The treatment of HIT entails avoiding exposure to all heparin administration (including heparin flushes) and initiating nonheparin anticoagulation with one of the direct thrombin inhibitors, argatroban, lepirudin (Refludan), and bivalirudin (Angiomax). These reduce the risk of thrombosis significantly. (Patients with documented HIT should have their medical records clearly marked to prevent exposure to all heparin products. Although low-molecular-weight heparin [LMWH] is associated with a lower incidence of HIT, antibodies to the heparin-PF4 complex can cross-react with LMWH products like enoxaparin [Lovenox], precipitating thrombosis or severe thrombocytopenia.) In addition, warfarin dosed to maintain an international normalized ratio (INR) of 2 to 3 can be administered to avert thrombosis but only after the platelet count rises above 150 x 109/L. Also, because warfarin therapy raises thrombin levels, its initiation must overlap for at least five days with administration of an agent that inhibits the action of thrombin or its generation at a therapeutic INR for two successive days.

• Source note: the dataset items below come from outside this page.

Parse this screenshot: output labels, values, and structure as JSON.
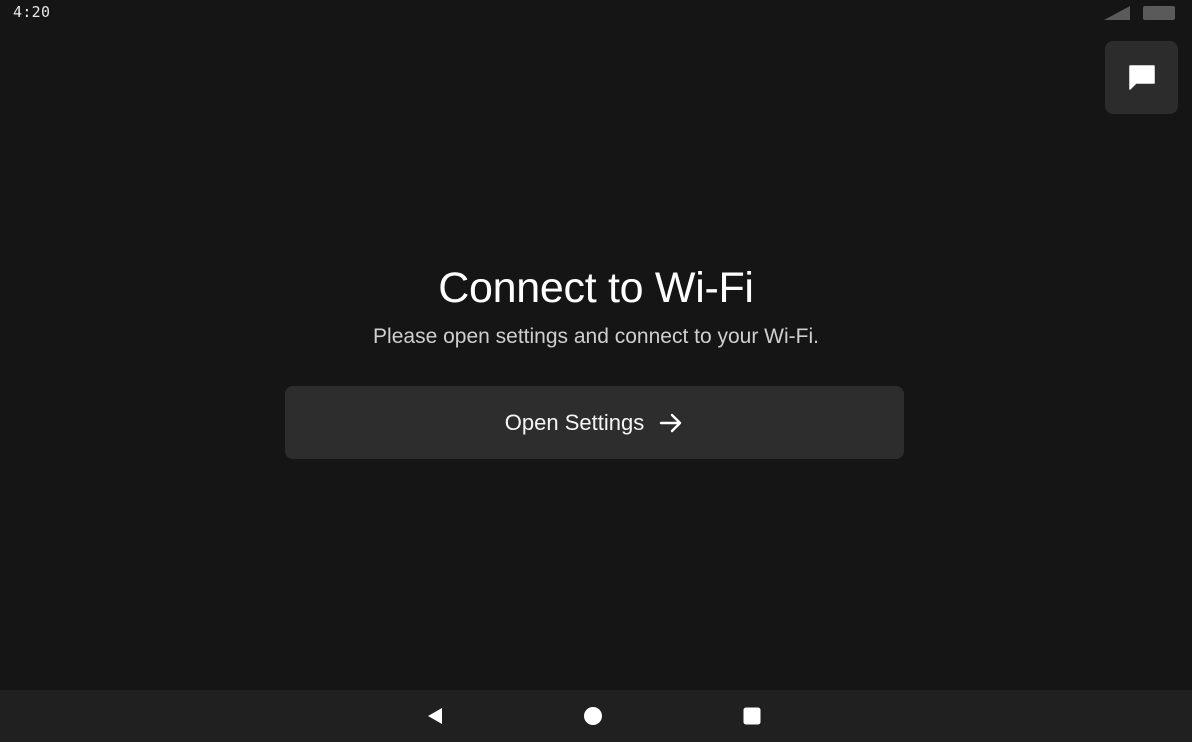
{
  "status_bar": {
    "time": "4:20",
    "icons": [
      "signal-icon",
      "battery-icon"
    ]
  },
  "chat_button": {
    "icon": "chat-icon"
  },
  "main": {
    "title": "Connect to Wi-Fi",
    "subtitle": "Please open settings and connect to your Wi-Fi.",
    "open_settings_label": "Open Settings",
    "open_settings_icon": "arrow-right-icon"
  },
  "nav_bar": {
    "buttons": [
      "back-icon",
      "home-icon",
      "recents-icon"
    ]
  },
  "colors": {
    "background": "#151515",
    "button_background": "#2d2d2d",
    "nav_background": "#202020",
    "text_primary": "#ffffff",
    "text_secondary": "#cfcfcf"
  }
}
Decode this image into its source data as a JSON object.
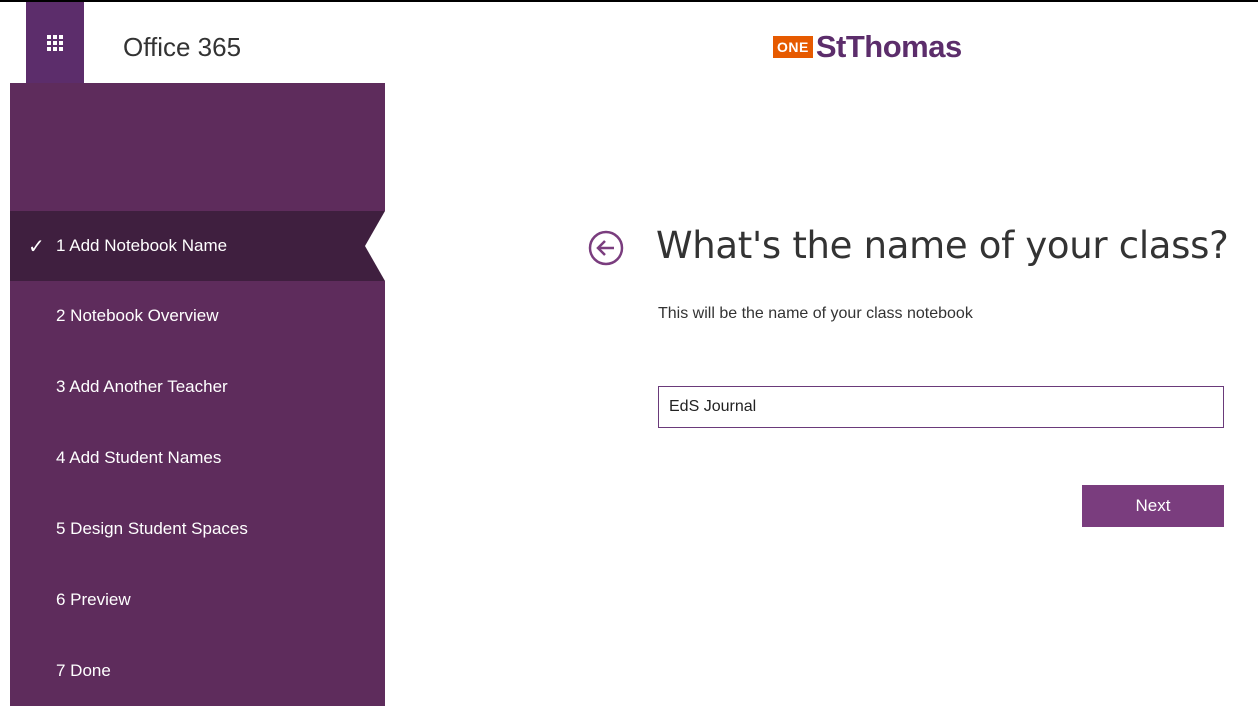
{
  "header": {
    "app_title": "Office 365",
    "logo_badge": "ONE",
    "logo_name": "StThomas",
    "waffle_icon": "app-launcher-icon"
  },
  "sidebar": {
    "items": [
      {
        "label": "1  Add Notebook Name",
        "active": true,
        "completed": true
      },
      {
        "label": "2  Notebook Overview",
        "active": false
      },
      {
        "label": "3  Add Another Teacher",
        "active": false
      },
      {
        "label": "4  Add Student Names",
        "active": false
      },
      {
        "label": "5  Design Student Spaces",
        "active": false
      },
      {
        "label": "6  Preview",
        "active": false
      },
      {
        "label": "7  Done",
        "active": false
      }
    ],
    "check_glyph": "✓"
  },
  "main": {
    "back_icon": "back-arrow-icon",
    "headline": "What's the name of your class?",
    "subtext": "This will be the name of your class notebook",
    "class_name_value": "EdS Journal",
    "next_label": "Next"
  },
  "colors": {
    "sidebar": "#5e2c5c",
    "sidebar_active": "#3f1f3f",
    "waffle": "#5c2d6b",
    "logo_orange": "#e65a00",
    "logo_purple": "#5c2d6b",
    "button": "#7a3d7e"
  }
}
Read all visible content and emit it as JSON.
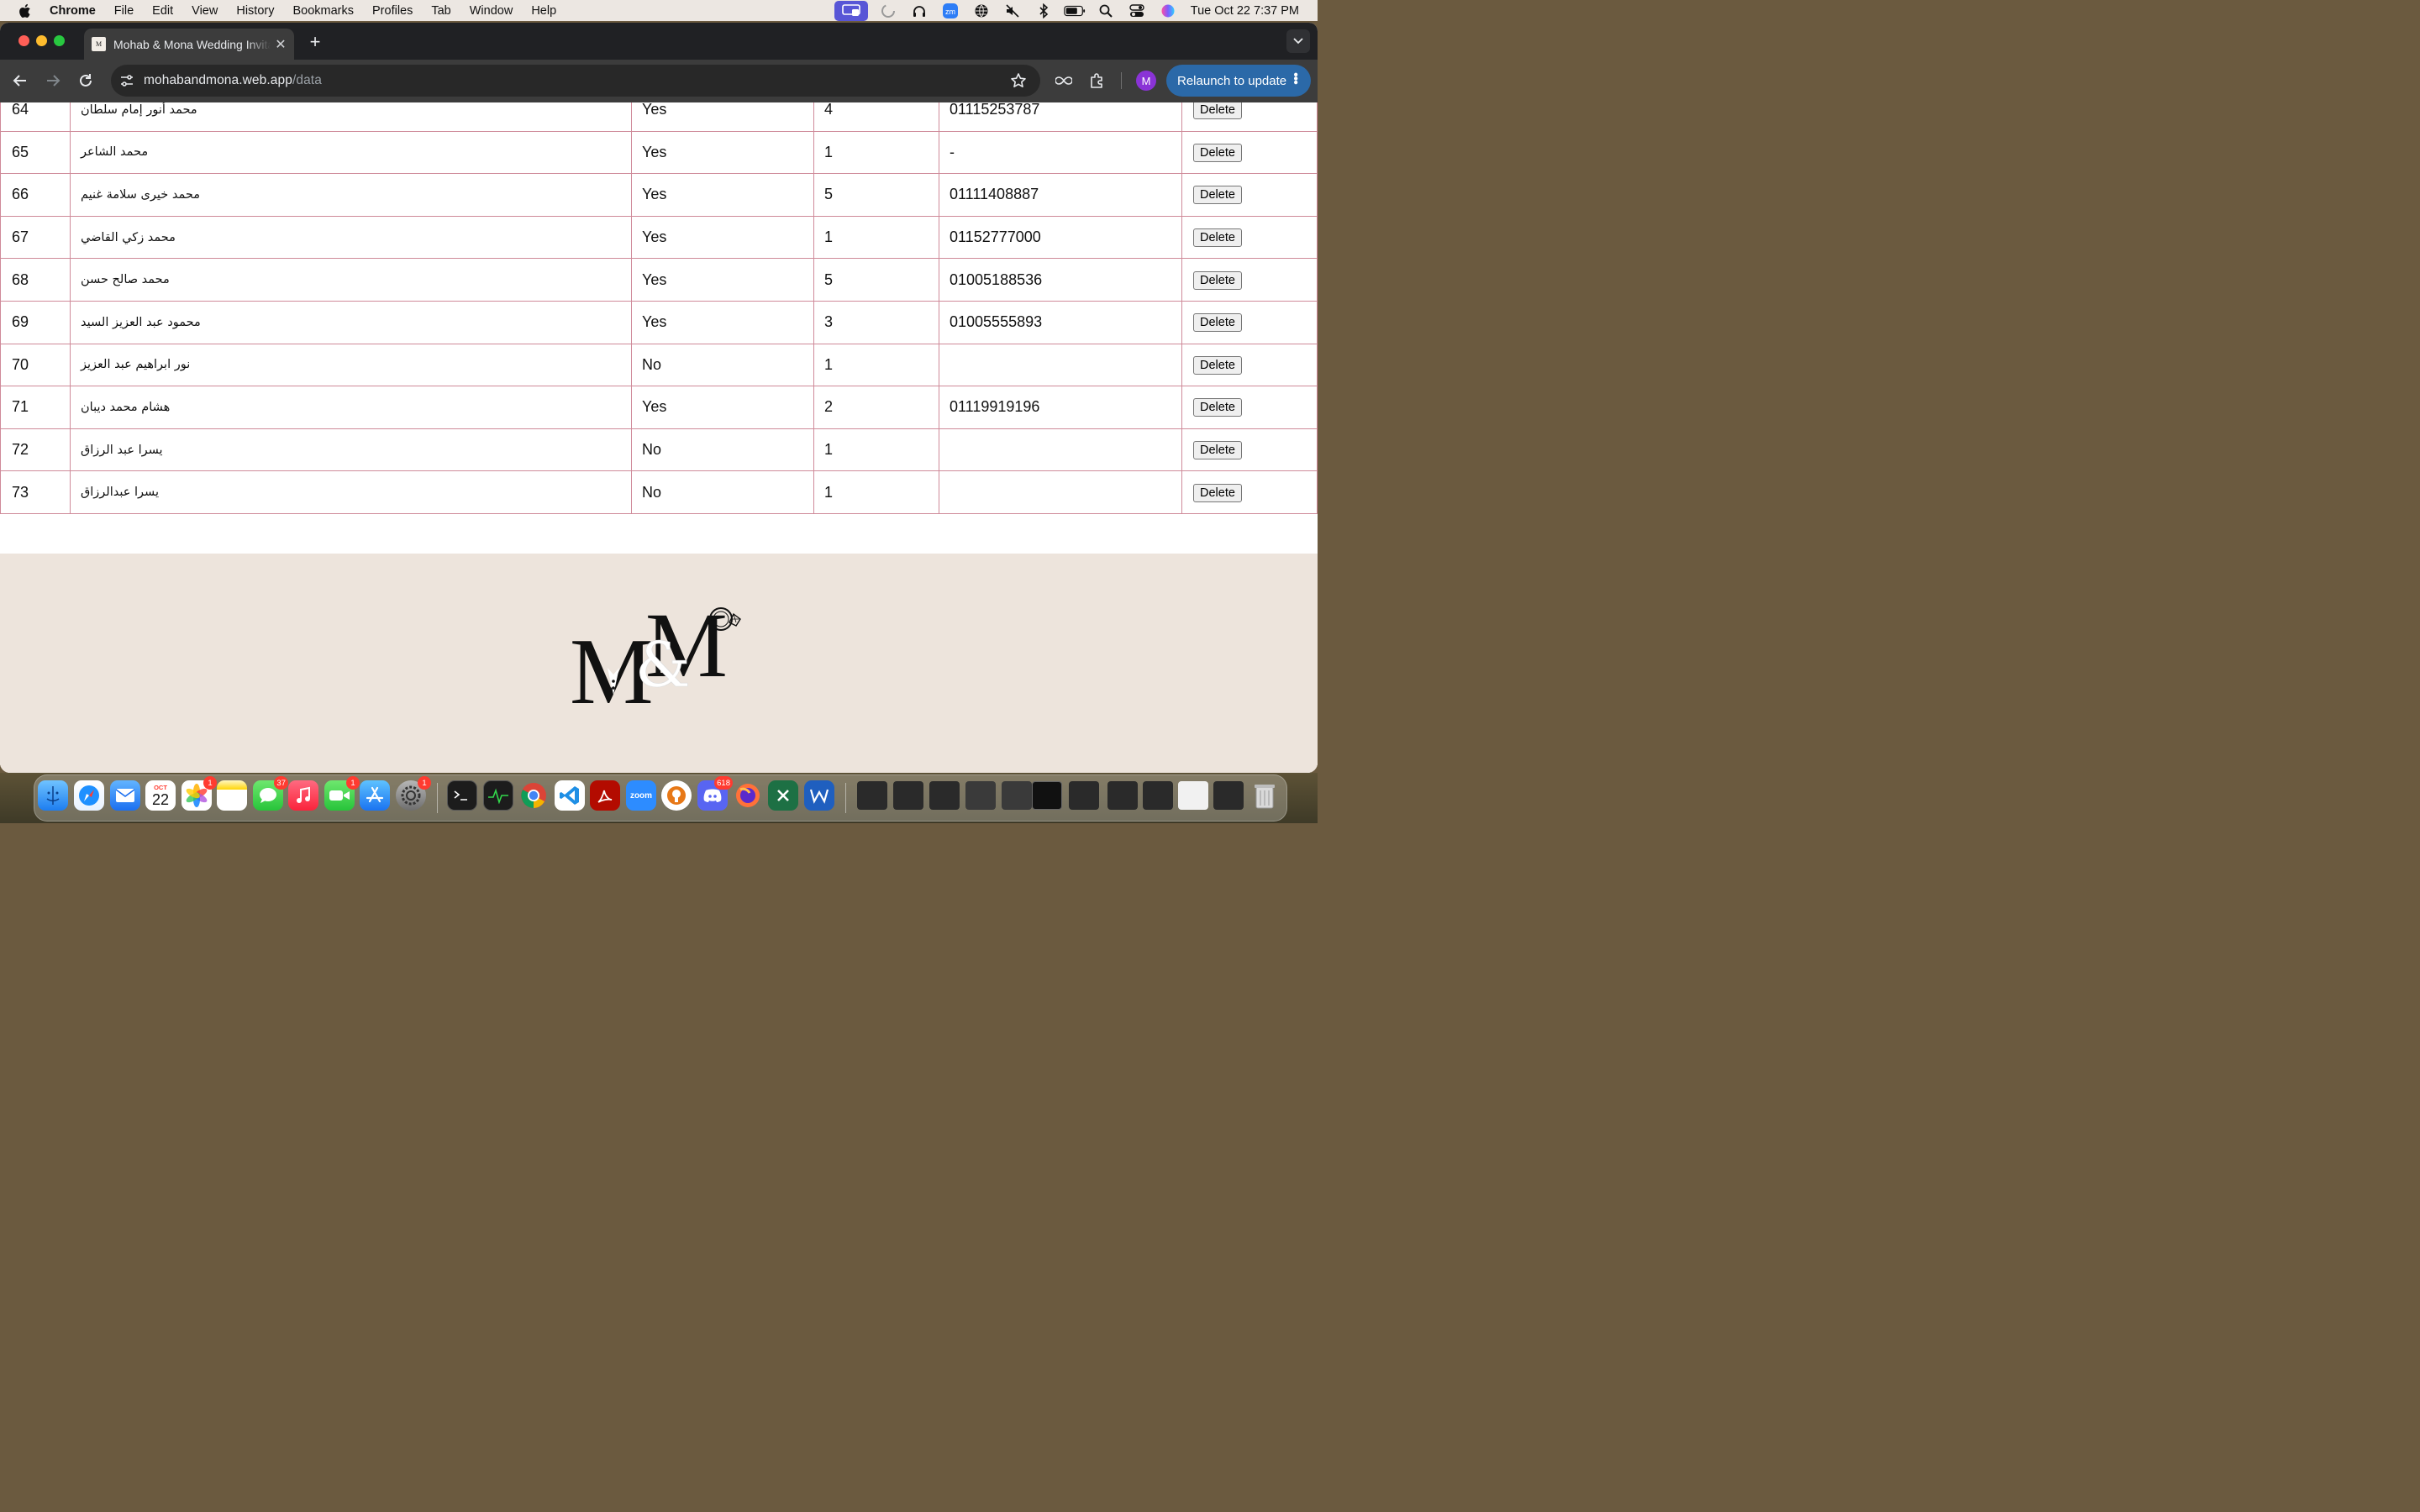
{
  "menubar": {
    "app": "Chrome",
    "items": [
      "File",
      "Edit",
      "View",
      "History",
      "Bookmarks",
      "Profiles",
      "Tab",
      "Window",
      "Help"
    ],
    "clock": "Tue Oct 22  7:37 PM"
  },
  "browser": {
    "tab_title": "Mohab & Mona Wedding Invitation",
    "url_host": "mohabandmona.web.app",
    "url_path": "/data",
    "relaunch_label": "Relaunch to update",
    "avatar_letter": "M"
  },
  "table": {
    "delete_label": "Delete",
    "rows": [
      {
        "num": "64",
        "name": "محمد أنور إمام سلطان",
        "attending": "Yes",
        "count": "4",
        "phone": "01115253787"
      },
      {
        "num": "65",
        "name": "محمد الشاعر",
        "attending": "Yes",
        "count": "1",
        "phone": "-"
      },
      {
        "num": "66",
        "name": "محمد خيرى سلامة غنيم",
        "attending": "Yes",
        "count": "5",
        "phone": "01111408887"
      },
      {
        "num": "67",
        "name": "محمد زكي القاضي",
        "attending": "Yes",
        "count": "1",
        "phone": "01152777000"
      },
      {
        "num": "68",
        "name": "محمد صالح حسن",
        "attending": "Yes",
        "count": "5",
        "phone": "01005188536"
      },
      {
        "num": "69",
        "name": "محمود عبد العزيز السيد",
        "attending": "Yes",
        "count": "3",
        "phone": "01005555893"
      },
      {
        "num": "70",
        "name": "نور ابراهيم عبد العزيز",
        "attending": "No",
        "count": "1",
        "phone": ""
      },
      {
        "num": "71",
        "name": "هشام محمد ديبان",
        "attending": "Yes",
        "count": "2",
        "phone": "01119919196"
      },
      {
        "num": "72",
        "name": "يسرا عبد الرزاق",
        "attending": "No",
        "count": "1",
        "phone": ""
      },
      {
        "num": "73",
        "name": "يسرا عبدالرزاق",
        "attending": "No",
        "count": "1",
        "phone": ""
      }
    ]
  },
  "footer": {
    "logo_text": "M&M"
  },
  "dock": {
    "calendar_month": "OCT",
    "calendar_day": "22",
    "badges": {
      "photos": "1",
      "messages": "37",
      "facetime": "1",
      "settings": "1",
      "discord": "618"
    },
    "zoom_label": "zoom"
  },
  "colors": {
    "table_border": "#cf8a99",
    "footer_bg": "#ede4dc",
    "relaunch_bg": "#2b69a8",
    "chrome_dark": "#3c3c3c"
  }
}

Because HIT can be so serious, the Food and Drug Administration has required revisions of heparin package inserts advising providers that HIT can occur several weeks after heparin therapy has ended. The possibility of HIT is greatest in female postsurgical patients receiving unfractionated heparin for more than four days. Nurses should be aware of the symptoms of thrombosis (signs of cardiac, respiratory, neurologic, or renal dysfunction), carefully observe for them in patients at highest risk for HIT, and inform patients at the time of discharge of the signs and symptoms of the condition and instruct them to either contact the physician or go to an ED should they emerge.